The National Strategic plan has altered the government’s approach to TB case detection from a passive to a more active one wherein primary health workers are required to make house to house visits in order to identify patients who are living with TB but are unaware of it. A medical practitioner failing to report a case of TB can also be punishable under the law . Community level initiatives for behavior change communication are also underway with the setting up of TB task forces at the community level.

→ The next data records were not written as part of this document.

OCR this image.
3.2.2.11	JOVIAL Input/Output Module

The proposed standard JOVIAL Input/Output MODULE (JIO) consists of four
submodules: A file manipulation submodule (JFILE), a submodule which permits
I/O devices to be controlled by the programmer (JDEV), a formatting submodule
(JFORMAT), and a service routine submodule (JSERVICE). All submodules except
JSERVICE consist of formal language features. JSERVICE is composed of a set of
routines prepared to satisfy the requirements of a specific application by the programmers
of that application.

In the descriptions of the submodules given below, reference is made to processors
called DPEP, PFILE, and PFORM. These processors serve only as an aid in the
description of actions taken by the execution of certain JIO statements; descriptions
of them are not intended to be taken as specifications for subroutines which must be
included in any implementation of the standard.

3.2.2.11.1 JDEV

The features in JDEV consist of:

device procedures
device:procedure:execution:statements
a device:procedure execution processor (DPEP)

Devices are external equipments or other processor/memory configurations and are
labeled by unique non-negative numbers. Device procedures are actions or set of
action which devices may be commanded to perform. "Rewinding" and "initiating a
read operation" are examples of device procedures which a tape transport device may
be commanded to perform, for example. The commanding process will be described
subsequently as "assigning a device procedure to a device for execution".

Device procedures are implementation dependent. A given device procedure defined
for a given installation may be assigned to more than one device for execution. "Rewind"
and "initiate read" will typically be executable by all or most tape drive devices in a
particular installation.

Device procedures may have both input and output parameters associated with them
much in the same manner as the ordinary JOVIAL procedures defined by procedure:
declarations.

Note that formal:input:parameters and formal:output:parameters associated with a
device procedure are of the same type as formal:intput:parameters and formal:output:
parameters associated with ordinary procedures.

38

Continuing limitations for TB Case Detection
The WHO typically takes about 8 years to endorse any new technologies / diagnostic devices noted Dr. Reuben Swamickan, TB Advisor at USAID. Even though there is a price ceiling cap of $17,000 for WHO approved Genexpert, the most advanced and accurate diagnostic device for TB detection (98% sensitivity), it remains unaffordable to most small private clinics in India. As a result, some may resort to inaccurate and unreliable serological (blood) antibody tests for diagnosing active TB. On the demand side, the market price for the molecular Genexpert testing is about Rs.3, 500 which remains unaffordable to many in India.

Innovations that can be fostered for TB care in India
More innovative financing models need to be explored highlighted Dr. Swamickan. Leveraging the strengths of both private and public players is critical to reaching the national goal of eliminating TB in India by 2025. Public private partnership models will go a long way in this regard. Daksha Shah, a TB officer at the Mumbai BMC, highlighted the Government of Maharashtra has partnered with around 200 chemists in Mumbai to act as distribution channels for TB drugs. In another instance, drug-resistant tuberculosis patients are now able to avail treatment and medicines at the private provider Hinduja Hospital in Mumbai at subsidised BMC rates under the government’s National TB Control programme partnership.

It needs to be understood that eliminating TB is not just a medical response, it is a social issue. Combating TB will involve addressing other issues of adequate nutrition, effective behavior change communication, core mobility factors for TB like HIV, diabetes, smoking etc. This will require a core comprehensive and collaborative response from both public and private players. The role for innovative financing models like insurance, impact bonds and cross sectoral partnerships need to leveraged to take the efforts to the next level.

We need to think deeper and identify means of how social enterprises and innovations can be fostered in this space in the next decade? Can we create a viable value proposition and Social Return on Investment for the private sector to be more participative?